Dravet syndrome is a rare, severe genetic epileptic encephalopathy caused in most patients by loss-of-function variants in SCN1A, the gene encoding the voltage-gated sodium channel Nav1.1. Current standard-of-care options — including clobazam, valproate, and the recently approved fenfluramine and cannabidiol formulations — reduce seizure burden but do not address the underlying haploinsufficiency. Zorevunersen takes a different approach entirely.

The drug is an antisense oligonucleotide designed to bind unproductive SCN1A mRNA transcripts — those that would ordinarily be degraded through nonsense-mediated decay — and redirect them toward productive translation, increasing Nav1.1 protein expression in inhibitory interneurons. The mechanism targets the root cause of GABAergic dysfunction in Dravet rather than compensating downstream.

Data published in the New England Journal of Medicine in March 2026 from the MONARCH Phase 2/3 study demonstrated statistically significant reductions in monthly convulsive seizure frequency versus placebo over a 24-week treatment period. The extension cohort, now followed for up to 48 months, shows those gains not only persisting but deepening in a meaningful proportion of patients — with several children achieving near-seizure-free status for the first time in their lives.

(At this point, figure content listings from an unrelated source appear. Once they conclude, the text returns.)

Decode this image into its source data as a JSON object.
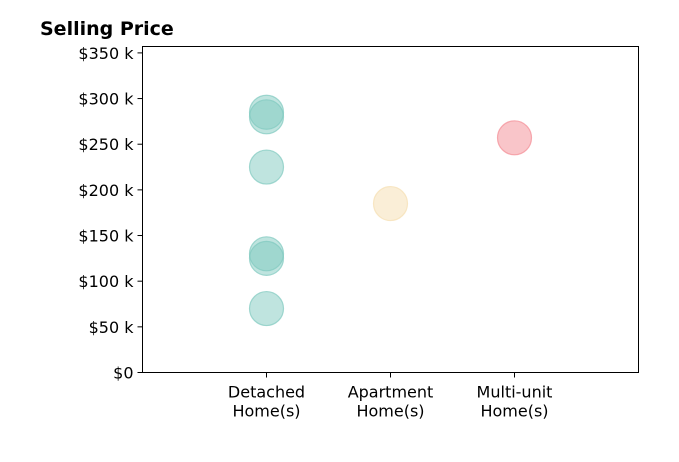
{
  "chart_data": {
    "type": "scatter",
    "title": "Selling Price",
    "xlabel": "",
    "ylabel": "",
    "categories": [
      [
        "Detached",
        "Home(s)"
      ],
      [
        "Apartment",
        "Home(s)"
      ],
      [
        "Multi-unit",
        "Home(s)"
      ]
    ],
    "y_ticks": [
      {
        "value": 0,
        "label": "$0"
      },
      {
        "value": 50000,
        "label": "$50 k"
      },
      {
        "value": 100000,
        "label": "$100 k"
      },
      {
        "value": 150000,
        "label": "$150 k"
      },
      {
        "value": 200000,
        "label": "$200 k"
      },
      {
        "value": 250000,
        "label": "$250 k"
      },
      {
        "value": 300000,
        "label": "$300 k"
      },
      {
        "value": 350000,
        "label": "$350 k"
      }
    ],
    "ylim": [
      0,
      357000
    ],
    "xlim": [
      0,
      4
    ],
    "grid": false,
    "legend": "none",
    "series": [
      {
        "category": 0,
        "color": "#7fc9bf",
        "values": [
          285000,
          280000,
          225000,
          130000,
          125000,
          70000
        ]
      },
      {
        "category": 1,
        "color": "#f5deb0",
        "values": [
          185000
        ]
      },
      {
        "category": 2,
        "color": "#f48b94",
        "values": [
          257000
        ]
      }
    ],
    "marker_opacity": 0.5
  }
}
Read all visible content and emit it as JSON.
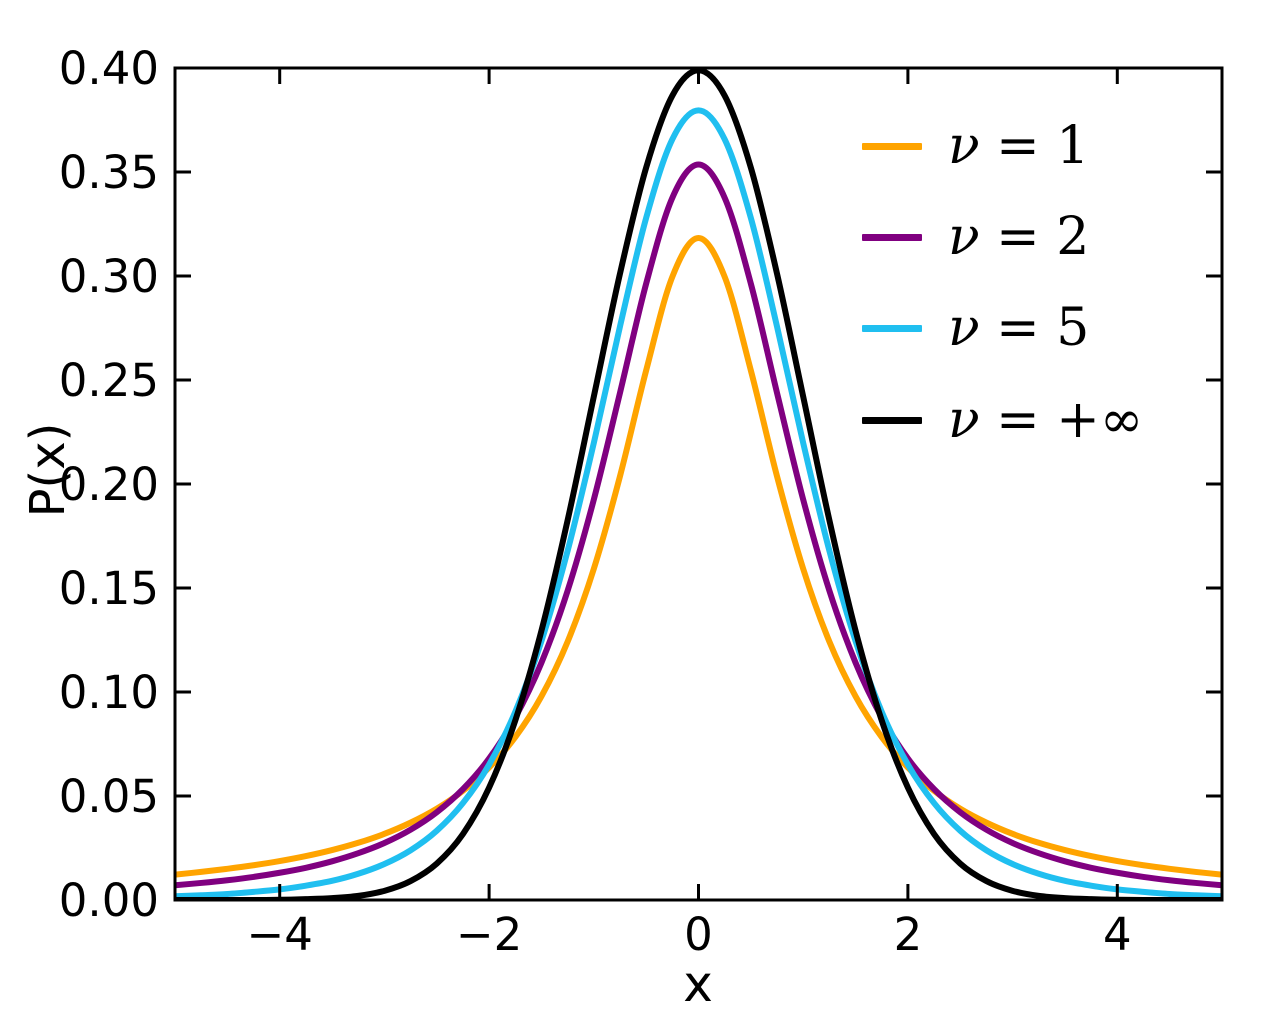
{
  "figure": {
    "background": "#ffffff",
    "axis_color": "#000000"
  },
  "chart_data": {
    "type": "line",
    "title": "",
    "xlabel": "x",
    "ylabel": "P(x)",
    "xlim": [
      -5,
      5
    ],
    "ylim": [
      0,
      0.4
    ],
    "grid": false,
    "legend_position": "upper right",
    "x_ticks": [
      -4,
      -2,
      0,
      2,
      4
    ],
    "x_tick_labels": [
      "−4",
      "−2",
      "0",
      "2",
      "4"
    ],
    "y_ticks": [
      0.0,
      0.05,
      0.1,
      0.15,
      0.2,
      0.25,
      0.3,
      0.35,
      0.4
    ],
    "y_tick_labels": [
      "0.00",
      "0.05",
      "0.10",
      "0.15",
      "0.20",
      "0.25",
      "0.30",
      "0.35",
      "0.40"
    ],
    "x": [
      -5,
      -4.75,
      -4.5,
      -4.25,
      -4,
      -3.75,
      -3.5,
      -3.25,
      -3,
      -2.75,
      -2.5,
      -2.25,
      -2,
      -1.75,
      -1.5,
      -1.25,
      -1,
      -0.75,
      -0.5,
      -0.25,
      0,
      0.25,
      0.5,
      0.75,
      1,
      1.25,
      1.5,
      1.75,
      2,
      2.25,
      2.5,
      2.75,
      3,
      3.25,
      3.5,
      3.75,
      4,
      4.25,
      4.5,
      4.75,
      5
    ],
    "series": [
      {
        "name": "ν = 1",
        "color": "#ffa400",
        "values": [
          0.0122,
          0.0135,
          0.015,
          0.0167,
          0.0187,
          0.0211,
          0.024,
          0.0275,
          0.0318,
          0.0372,
          0.0439,
          0.0525,
          0.0637,
          0.0783,
          0.0979,
          0.1242,
          0.1592,
          0.2037,
          0.2546,
          0.2996,
          0.3183,
          0.2996,
          0.2546,
          0.2037,
          0.1592,
          0.1242,
          0.0979,
          0.0783,
          0.0637,
          0.0525,
          0.0439,
          0.0372,
          0.0318,
          0.0275,
          0.024,
          0.0211,
          0.0187,
          0.0167,
          0.015,
          0.0135,
          0.0122
        ]
      },
      {
        "name": "ν = 2",
        "color": "#800080",
        "values": [
          0.0071,
          0.0082,
          0.0095,
          0.0111,
          0.0131,
          0.0155,
          0.0186,
          0.0225,
          0.0274,
          0.0338,
          0.0422,
          0.0533,
          0.068,
          0.0878,
          0.1141,
          0.1487,
          0.1925,
          0.2438,
          0.2963,
          0.3376,
          0.3536,
          0.3376,
          0.2963,
          0.2438,
          0.1925,
          0.1487,
          0.1141,
          0.0878,
          0.068,
          0.0533,
          0.0422,
          0.0338,
          0.0274,
          0.0225,
          0.0186,
          0.0155,
          0.0131,
          0.0111,
          0.0095,
          0.0082,
          0.0071
        ]
      },
      {
        "name": "ν = 5",
        "color": "#20bff0",
        "values": [
          0.0018,
          0.0023,
          0.0029,
          0.0039,
          0.0051,
          0.0069,
          0.0092,
          0.0126,
          0.0173,
          0.0239,
          0.0333,
          0.0466,
          0.0651,
          0.0905,
          0.1245,
          0.1679,
          0.2197,
          0.2757,
          0.3279,
          0.3657,
          0.3796,
          0.3657,
          0.3279,
          0.2757,
          0.2197,
          0.1679,
          0.1245,
          0.0905,
          0.0651,
          0.0466,
          0.0333,
          0.0239,
          0.0173,
          0.0126,
          0.0092,
          0.0069,
          0.0051,
          0.0039,
          0.0029,
          0.0023,
          0.0018
        ]
      },
      {
        "name": "ν = +∞",
        "color": "#000000",
        "values": [
          0.0,
          0.0,
          0.0,
          0.0,
          0.0001,
          0.0004,
          0.0009,
          0.002,
          0.0044,
          0.0091,
          0.0175,
          0.0317,
          0.054,
          0.0863,
          0.1295,
          0.1826,
          0.242,
          0.3011,
          0.3521,
          0.3867,
          0.3989,
          0.3867,
          0.3521,
          0.3011,
          0.242,
          0.1826,
          0.1295,
          0.0863,
          0.054,
          0.0317,
          0.0175,
          0.0091,
          0.0044,
          0.002,
          0.0009,
          0.0004,
          0.0001,
          0.0,
          0.0,
          0.0,
          0.0
        ]
      }
    ]
  }
}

Perhaps more clinically significant than the seizure numbers is what the long-term data suggest about neurodevelopmental trajectories. Caregivers and investigators report improvements in cognition, language acquisition, and adaptive behaviour in patients who have been on therapy the longest — effects that sodium channel modulators have never demonstrated. Whether these gains are attributable to reduced seizure burden or a more direct Nav1.1-mediated effect on synaptic inhibition remains an open scientific question, but one that is now being tracked prospectively.

The Phase 3 EMPEROR study, a randomised double-blind placebo-controlled trial enrolling 150 patients, was expected to complete enrolment by the end of Q2 2026, with a primary data readout anticipated in mid-2027. Stoke and Biogen have signalled intent to begin a rolling New Drug Application submission to the FDA in the first half of 2027, supported by the drug’s existing Breakthrough Therapy Designation.

The broader implications for the epilepsy field are significant. Zorevunersen’s progress validates the ASO platform for CNS indications characterised by monogenic aetiology — a category that extends well beyond Dravet to include CDKL5 deficiency disorder, KCNQ2 neonatal epilepsy, and a growing list of rare epileptic encephalopathies where the causative gene is known but no targeted therapy exists.

For drug developers working in adjacent mechanistic space — including those targeting the upstream glutamate-GABA balance that governs inhibitory tone more broadly — zorevunersen’s trajectory offers a proof point that durable disease modification in genetic epilepsy is an achievable clinical endpoint, not merely an aspiration.